HUFFINGTON POST ALL’ITALIANA

In principio fu Dagospia, il sito gossiparo che dal 2000 si occupa dei "morti di fama" aggregando articoli altrui, commenti sarcastici e scatti originali dei potenti. Con questa formula la creatura di Roberto D’Agostino ha da tempo fatto il pieno di accessi e di entrate: forte di 84 mila utenti unici al giorno, secondo i dati di gennaio di Audiweb - il database condiviso sul traffico Internet italiano - Dagospia nel 2009 ha incassato 538 mila euro con un utile di 113 mila euro. Il modello D’Agostino, quasi un "one-man site" dai costi contenuti - solo 44 mila euro all’anno per il personale - è modellato anche visivamente all’aggregatore americano "Drudge Report". Che sembra ispirare anche un’altra testata sul Web: "Blitz quotidiano", nato a fine 2009 per iniziativa di Marco Benedetto (ex ad del Gruppo Espresso) con un investimento di soli 100 mila euro, una redazione ridotta e un approccio generalista, per circa 40 mila utenti unici al giorno.

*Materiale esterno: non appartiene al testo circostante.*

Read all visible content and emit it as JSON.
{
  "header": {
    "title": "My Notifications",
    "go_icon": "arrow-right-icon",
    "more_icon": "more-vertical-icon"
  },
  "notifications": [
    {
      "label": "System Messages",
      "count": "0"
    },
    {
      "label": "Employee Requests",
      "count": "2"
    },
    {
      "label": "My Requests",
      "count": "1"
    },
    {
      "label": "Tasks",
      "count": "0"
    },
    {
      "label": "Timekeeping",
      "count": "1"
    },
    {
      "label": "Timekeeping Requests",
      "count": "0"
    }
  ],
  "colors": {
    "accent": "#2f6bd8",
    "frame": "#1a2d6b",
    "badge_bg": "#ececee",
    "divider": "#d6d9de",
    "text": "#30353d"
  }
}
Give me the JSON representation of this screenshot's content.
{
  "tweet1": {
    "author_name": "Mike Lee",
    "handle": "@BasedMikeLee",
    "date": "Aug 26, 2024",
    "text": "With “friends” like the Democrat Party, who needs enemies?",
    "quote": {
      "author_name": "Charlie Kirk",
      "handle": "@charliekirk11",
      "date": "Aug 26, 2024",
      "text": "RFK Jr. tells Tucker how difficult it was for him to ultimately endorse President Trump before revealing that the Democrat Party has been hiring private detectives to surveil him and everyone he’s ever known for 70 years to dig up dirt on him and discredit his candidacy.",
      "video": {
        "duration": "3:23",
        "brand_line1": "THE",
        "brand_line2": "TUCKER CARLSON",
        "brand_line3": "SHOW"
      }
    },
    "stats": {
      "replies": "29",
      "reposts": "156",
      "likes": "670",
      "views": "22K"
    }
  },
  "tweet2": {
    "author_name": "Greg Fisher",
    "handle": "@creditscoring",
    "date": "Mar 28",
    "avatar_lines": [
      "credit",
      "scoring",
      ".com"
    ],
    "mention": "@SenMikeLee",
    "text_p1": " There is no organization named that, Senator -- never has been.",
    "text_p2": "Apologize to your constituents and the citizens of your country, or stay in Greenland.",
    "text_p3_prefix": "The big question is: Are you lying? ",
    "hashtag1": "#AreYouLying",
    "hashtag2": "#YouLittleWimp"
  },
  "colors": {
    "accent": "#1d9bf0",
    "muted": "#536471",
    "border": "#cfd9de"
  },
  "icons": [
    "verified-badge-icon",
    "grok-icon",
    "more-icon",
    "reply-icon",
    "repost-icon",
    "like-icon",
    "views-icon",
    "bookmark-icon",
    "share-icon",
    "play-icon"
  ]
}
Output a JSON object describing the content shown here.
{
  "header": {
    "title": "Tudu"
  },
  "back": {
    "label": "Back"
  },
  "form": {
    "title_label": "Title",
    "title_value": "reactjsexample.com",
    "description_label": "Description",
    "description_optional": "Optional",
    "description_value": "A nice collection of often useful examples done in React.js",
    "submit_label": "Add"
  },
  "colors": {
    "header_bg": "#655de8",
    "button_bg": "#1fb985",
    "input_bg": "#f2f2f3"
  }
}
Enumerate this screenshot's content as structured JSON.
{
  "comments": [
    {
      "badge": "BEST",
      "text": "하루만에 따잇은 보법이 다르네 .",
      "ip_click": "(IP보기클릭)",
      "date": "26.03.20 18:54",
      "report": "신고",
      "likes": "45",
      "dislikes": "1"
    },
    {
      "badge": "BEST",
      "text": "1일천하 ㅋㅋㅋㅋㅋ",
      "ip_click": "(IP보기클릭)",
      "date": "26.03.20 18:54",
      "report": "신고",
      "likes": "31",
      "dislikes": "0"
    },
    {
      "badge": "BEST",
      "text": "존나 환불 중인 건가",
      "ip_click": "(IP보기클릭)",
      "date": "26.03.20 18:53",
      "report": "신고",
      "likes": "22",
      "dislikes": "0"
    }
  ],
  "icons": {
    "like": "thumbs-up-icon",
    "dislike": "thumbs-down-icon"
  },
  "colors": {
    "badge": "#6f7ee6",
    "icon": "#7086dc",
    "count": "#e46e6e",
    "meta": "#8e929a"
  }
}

Comunque la via italiana al giornalismo soltanto on line, svincolato da testate tradizionali su carta, sta battendo anche una pista diversa. Che punta su una dote cospicua di investimenti, contenuti di qualità, un orizzonte internazionale e un prodotto grafico curato. Tutto ciò porterà visitatori e, soprattutto, un modello economico sostenibile? La risposta arriverà da qui ai prossimi due o tre anni.
I numi tutelari di questa recente nidiata di siti sono due modelli americani, "Huffington Post" e "Daily Beast". Al primo si rifà idealmente il sito italiano "Il Post" lanciato giusto un anno fa dal giornalista Luca Sofri. Una testata che intende aggregare in modo intelligente i contenuti del Web più che produrne di originali, scardinando la gerarchia stereotipata delle notizie. L’impronta è quella della Rete (del resto Sofri è anche, con Wittgenstein.it, un noto blogger): segnalazioni di altri siti, attenzione agli esteri e alla società digitale, una lista di firme - dal politico Pd Pippo Civati al giornalista Filippo Facci - che collaborano gratuitamente. Al desk, nella piccola redazione affacciata su Parco Sempione a Milano, cinque giovani assunti come giornalisti praticanti, attraverso un reclutamento on line. "Vogliamo essere un dee-jay dell’informazione", spiega Sofri. Per farlo può contare su circa un milione di euro di finanziamento iniziale, raccolti tra "imprenditori illuminati che però preferiscono non apparire" (tra i soci spicca tuttavia Banzai, importante operatore del mercato Internet italiano, che cura anche l’advertising del sito).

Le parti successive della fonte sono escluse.